Kegiatan pertama HIMAPIKANI ditandai dengan suksesnya Rakernas di Ternate yang merumuskan berbagai progam kerja dan penetapan jajaran BPHP HIMAPIKANI. Selanjutnya, agenda kegiatan PESISIR HIMAPIKANI di Pangkep, EXPIMNAS di Palu, TRIDAKNAS di Bogor, KRPN di Wuna dan Kongres Nasional HIMAPIKANI XII di Samarinda yang sukses terlaksana sebagai simbol eksistensi organisasi HIMAPIKANI yang mampu bermanfaat bagi semua pihak. Satu hal yang bisa saya ambil hikmah menjadi seorang pemimpin bukan hanya mampu bercakap retorika namun terlebih diimbangi tindakan nyata.
Pada mulanya terasa begitu sulit, ketika banyak orang yang seakan menganggap remeh saya. Menghujat pemimpin yang tak diakui. Namun saya mengesampingkan semua hujatan itu dengan bertindak dan kerja keras demi eksistensi HIMAPIKANI melalui berbagai kegiatan HIMAPIKANI baik di tingkat wilayah dan nasional yang berjalan dengan baik.
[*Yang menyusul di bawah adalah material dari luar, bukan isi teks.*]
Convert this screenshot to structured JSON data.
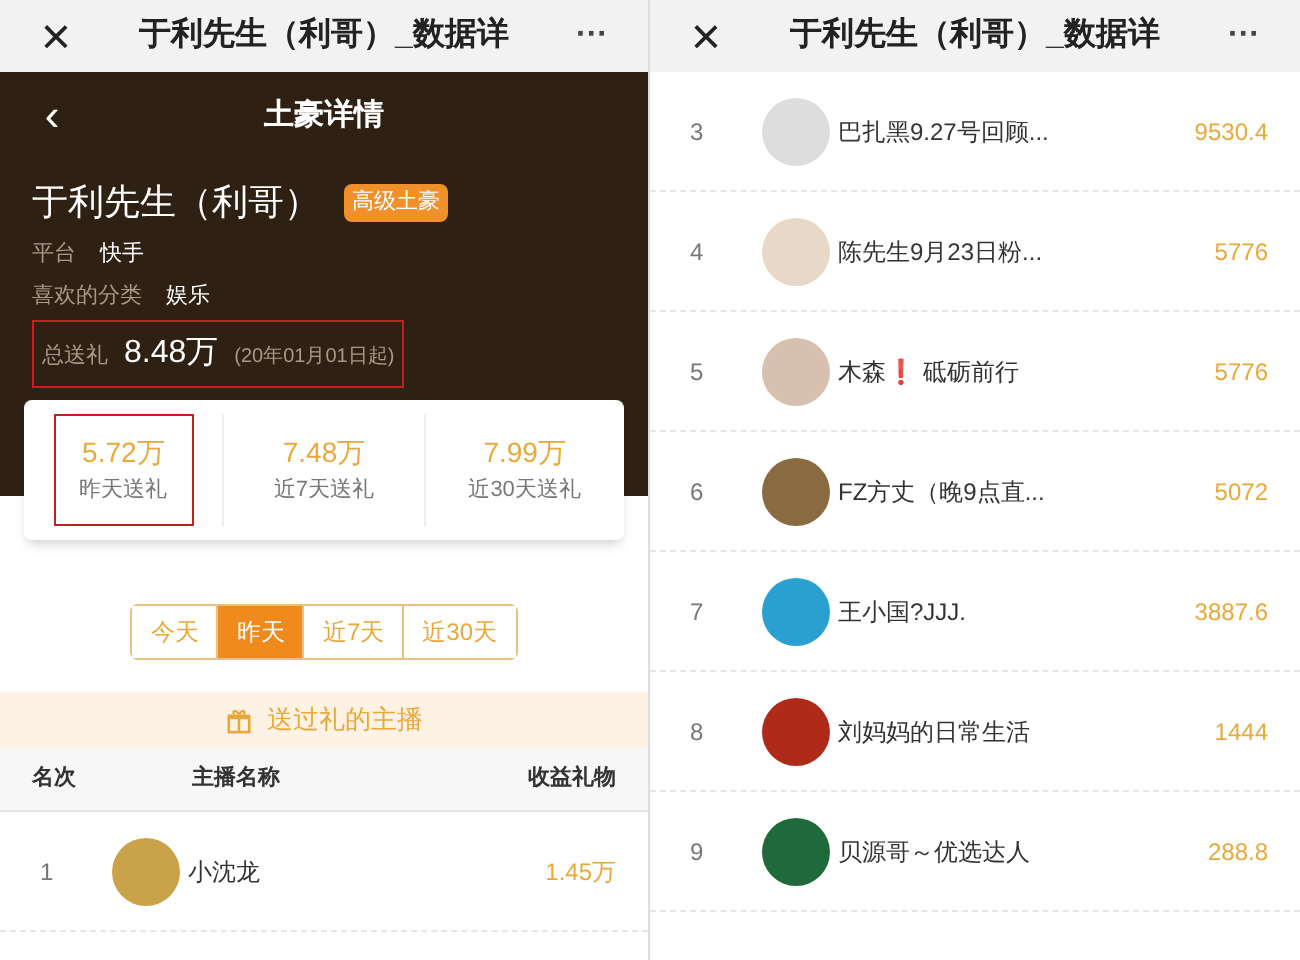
{
  "panels": [
    {
      "top_bar": {
        "close": "×",
        "title": "于利先生（利哥）_数据详",
        "more": "···"
      },
      "hero": {
        "back": "‹",
        "title": "土豪详情",
        "name": "于利先生（利哥）",
        "badge": "高级土豪",
        "fields": [
          {
            "label": "平台",
            "value": "快手"
          },
          {
            "label": "喜欢的分类",
            "value": "娱乐"
          }
        ],
        "total": {
          "label": "总送礼",
          "value": "8.48万",
          "note": "(20年01月01日起)",
          "highlighted": true
        }
      },
      "stats": [
        {
          "value": "5.72万",
          "label": "昨天送礼",
          "highlighted": true
        },
        {
          "value": "7.48万",
          "label": "近7天送礼",
          "highlighted": false
        },
        {
          "value": "7.99万",
          "label": "近30天送礼",
          "highlighted": false
        }
      ],
      "range_tabs": [
        {
          "label": "今天",
          "selected": false
        },
        {
          "label": "昨天",
          "selected": true
        },
        {
          "label": "近7天",
          "selected": false
        },
        {
          "label": "近30天",
          "selected": false
        }
      ],
      "section_title": "送过礼的主播",
      "table": {
        "columns": [
          "名次",
          "主播名称",
          "收益礼物"
        ],
        "rows": [
          {
            "rank": "1",
            "name": "小沈龙",
            "gift": "1.45万"
          }
        ]
      }
    },
    {
      "top_bar": {
        "close": "×",
        "title": "于利先生（利哥）_数据详",
        "more": "···"
      },
      "table": {
        "rows": [
          {
            "rank": "3",
            "name": "巴扎黑9.27号回顾...",
            "gift": "9530.4"
          },
          {
            "rank": "4",
            "name": "陈先生9月23日粉...",
            "gift": "5776"
          },
          {
            "rank": "5",
            "name": "木森❗ 砥砺前行",
            "gift": "5776"
          },
          {
            "rank": "6",
            "name": "FZ方丈（晚9点直...",
            "gift": "5072"
          },
          {
            "rank": "7",
            "name": "王小国?JJJ.",
            "gift": "3887.6"
          },
          {
            "rank": "8",
            "name": "刘妈妈的日常生活",
            "gift": "1444"
          },
          {
            "rank": "9",
            "name": "贝源哥～优选达人",
            "gift": "288.8"
          }
        ]
      }
    }
  ]
}
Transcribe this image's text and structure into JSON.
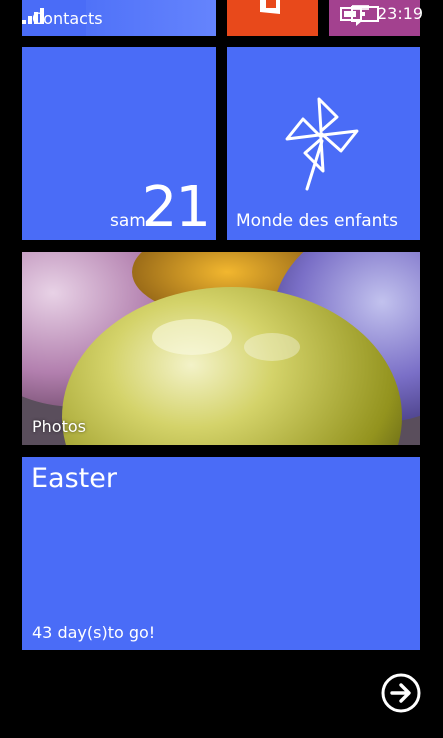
{
  "status_bar": {
    "time": "23:19",
    "signal_icon": "signal-bars-icon",
    "battery_icon": "battery-icon"
  },
  "tiles": {
    "contacts": {
      "label": "Contacts",
      "color": "#4a6cf7"
    },
    "office": {
      "icon": "office-icon",
      "color": "#e8491b"
    },
    "messaging": {
      "icon": "messaging-icon",
      "color": "#a3418f"
    },
    "calendar": {
      "weekday": "sam.",
      "day": "21",
      "color": "#4a6cf7"
    },
    "kids_corner": {
      "label": "Monde des enfants",
      "icon": "pinwheel-icon",
      "color": "#4a6cf7"
    },
    "photos": {
      "label": "Photos"
    },
    "easter": {
      "title": "Easter",
      "countdown": "43 day(s)to go!",
      "color": "#4a6cf7"
    }
  },
  "navigation": {
    "all_apps_icon": "arrow-right-circle-icon"
  }
}
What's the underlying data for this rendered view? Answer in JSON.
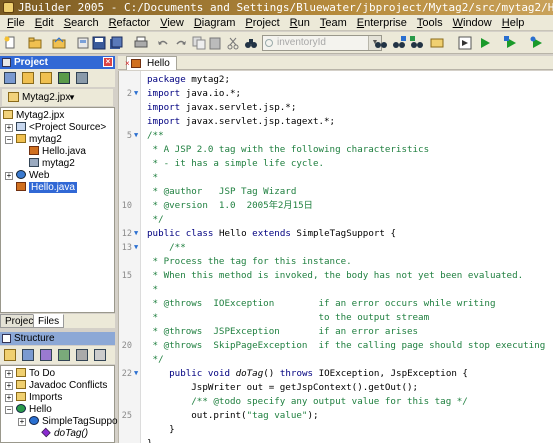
{
  "window": {
    "title": "JBuilder 2005 - C:/Documents and Settings/Bluewater/jbproject/Mytag2/src/mytag2/Hello.java"
  },
  "menu": [
    "File",
    "Edit",
    "Search",
    "Refactor",
    "View",
    "Diagram",
    "Project",
    "Run",
    "Team",
    "Enterprise",
    "Tools",
    "Window",
    "Help"
  ],
  "toolbar": {
    "search_placeholder": "inventoryId"
  },
  "project_panel": {
    "title": "Project",
    "selected_project": "Mytag2.jpx",
    "tree": [
      {
        "label": "Mytag2.jpx"
      },
      {
        "label": "<Project Source>"
      },
      {
        "label": "mytag2"
      },
      {
        "label": "Hello.java"
      },
      {
        "label": "mytag2"
      },
      {
        "label": "Web"
      },
      {
        "label": "Hello.java"
      }
    ],
    "tabs": [
      "Project",
      "Files"
    ]
  },
  "structure_panel": {
    "title": "Structure",
    "tree": [
      {
        "label": "To Do"
      },
      {
        "label": "Javadoc Conflicts"
      },
      {
        "label": "Imports"
      },
      {
        "label": "Hello"
      },
      {
        "label": "SimpleTagSuppor"
      },
      {
        "label": "doTag()"
      }
    ]
  },
  "editor": {
    "tab_label": "Hello",
    "lines": [
      {
        "n": "",
        "fold": false,
        "text": "package mytag2;"
      },
      {
        "n": "2",
        "fold": true,
        "text": "import java.io.*;"
      },
      {
        "n": "",
        "fold": false,
        "text": "import javax.servlet.jsp.*;"
      },
      {
        "n": "",
        "fold": false,
        "text": "import javax.servlet.jsp.tagext.*;"
      },
      {
        "n": "5",
        "fold": true,
        "text": "/**"
      },
      {
        "n": "",
        "fold": false,
        "text": " * A JSP 2.0 tag with the following characteristics"
      },
      {
        "n": "",
        "fold": false,
        "text": " * - it has a simple life cycle."
      },
      {
        "n": "",
        "fold": false,
        "text": " *"
      },
      {
        "n": "",
        "fold": false,
        "text": " * @author   JSP Tag Wizard"
      },
      {
        "n": "10",
        "fold": false,
        "text": " * @version  1.0  2005年2月15日"
      },
      {
        "n": "",
        "fold": false,
        "text": " */"
      },
      {
        "n": "12",
        "fold": true,
        "text": "public class Hello extends SimpleTagSupport {"
      },
      {
        "n": "13",
        "fold": true,
        "text": "    /**"
      },
      {
        "n": "",
        "fold": false,
        "text": " * Process the tag for this instance."
      },
      {
        "n": "15",
        "fold": false,
        "text": " * When this method is invoked, the body has not yet been evaluated."
      },
      {
        "n": "",
        "fold": false,
        "text": " *"
      },
      {
        "n": "",
        "fold": false,
        "text": " * @throws  IOException        if an error occurs while writing"
      },
      {
        "n": "",
        "fold": false,
        "text": " *                             to the output stream"
      },
      {
        "n": "",
        "fold": false,
        "text": " * @throws  JSPException       if an error arises"
      },
      {
        "n": "20",
        "fold": false,
        "text": " * @throws  SkipPageException  if the calling page should stop executing"
      },
      {
        "n": "",
        "fold": false,
        "text": " */"
      },
      {
        "n": "22",
        "fold": true,
        "text": "    public void doTag() throws IOException, JspException {"
      },
      {
        "n": "",
        "fold": false,
        "text": "        JspWriter out = getJspContext().getOut();"
      },
      {
        "n": "",
        "fold": false,
        "text": "        /** @todo specify any output value for this tag */"
      },
      {
        "n": "25",
        "fold": false,
        "text": "        out.print(\"tag value\");"
      },
      {
        "n": "",
        "fold": false,
        "text": "    }"
      },
      {
        "n": "",
        "fold": false,
        "text": "}"
      }
    ]
  }
}
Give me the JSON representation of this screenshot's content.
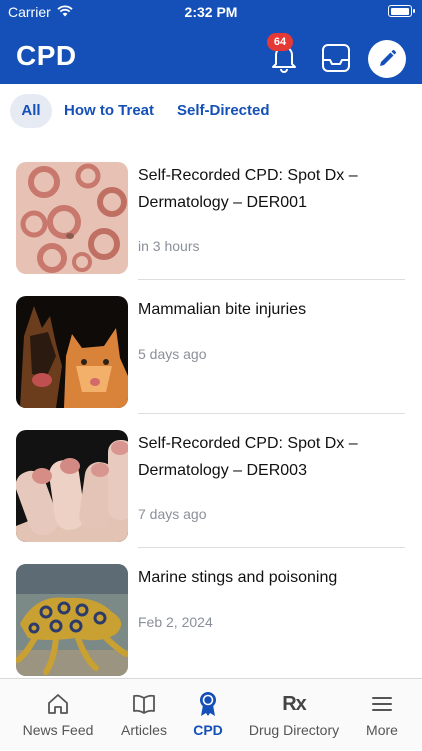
{
  "status_bar": {
    "carrier": "Carrier",
    "time": "2:32 PM",
    "battery_level": 1.0
  },
  "header": {
    "title": "CPD",
    "notification_count": "64"
  },
  "filters": [
    {
      "label": "All",
      "selected": true
    },
    {
      "label": "How to Treat",
      "selected": false
    },
    {
      "label": "Self-Directed",
      "selected": false
    }
  ],
  "items": [
    {
      "title": "Self-Recorded CPD: Spot Dx – Dermatology – DER001",
      "time": "in 3 hours",
      "image": "skin-rash-photo"
    },
    {
      "title": "Mammalian bite injuries",
      "time": "5 days ago",
      "image": "dog-and-cat-photo"
    },
    {
      "title": "Self-Recorded CPD: Spot Dx – Dermatology – DER003",
      "time": "7 days ago",
      "image": "fingers-photo"
    },
    {
      "title": "Marine stings and poisoning",
      "time": "Feb 2, 2024",
      "image": "octopus-photo"
    }
  ],
  "tabbar": {
    "news_feed": "News Feed",
    "articles": "Articles",
    "cpd": "CPD",
    "drug_directory": "Drug Directory",
    "drug_directory_icon_text": "Rx",
    "more": "More"
  },
  "colors": {
    "primary": "#1550b8",
    "badge": "#e53935",
    "muted_text": "#8a8f99"
  }
}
Berbagai suka duka menjalankan roda organisasi HIMAPIKANI menjadi ujian dan nikmat. Berusaha melakukan terbaik itu prinsip saya. Karena organisasi mengasah kemampuan kita dalam memimpin, memanajerial dan meningkatkan kapabilitas diri untuk menjadi pribadi yang tangguh.
Setelah berjuang sebagai Sekjen HIMAPIKANI dengan rahmat Allah SWT,tantangan selama 2 tahun dapat saya tuntaskan dengan baik ditandai dengan diterimanya LPJ saya sebagai Sekjen oleh peserta Kongres Nasional XII HIMAPIKANI di Samarinda. Di sela – sela kesibukan saya sebagai Sekjen, tak lupa saya terus berupaya menyelesaikan skripsi yang sempat terbengkalai dan pencapaiannya seperti yang saya harapkan yaitu wisuda setelah hampir 6 tahun sebagai mahasiswa. Tentu ini membanggakan diri saya karena mampu membuktikan kepada orangtua dengan mengemban amanah sebagai sekjen HIMAPIKANI tidak akan menelantarkan tugas saya sebagai mahasiswa. Ilmu, kepercayaan dan jaringan yang telah saya bangun selama menjadi Sekjen HIMAPIKANI menjadi sangat bermanfaat di kemudian hari.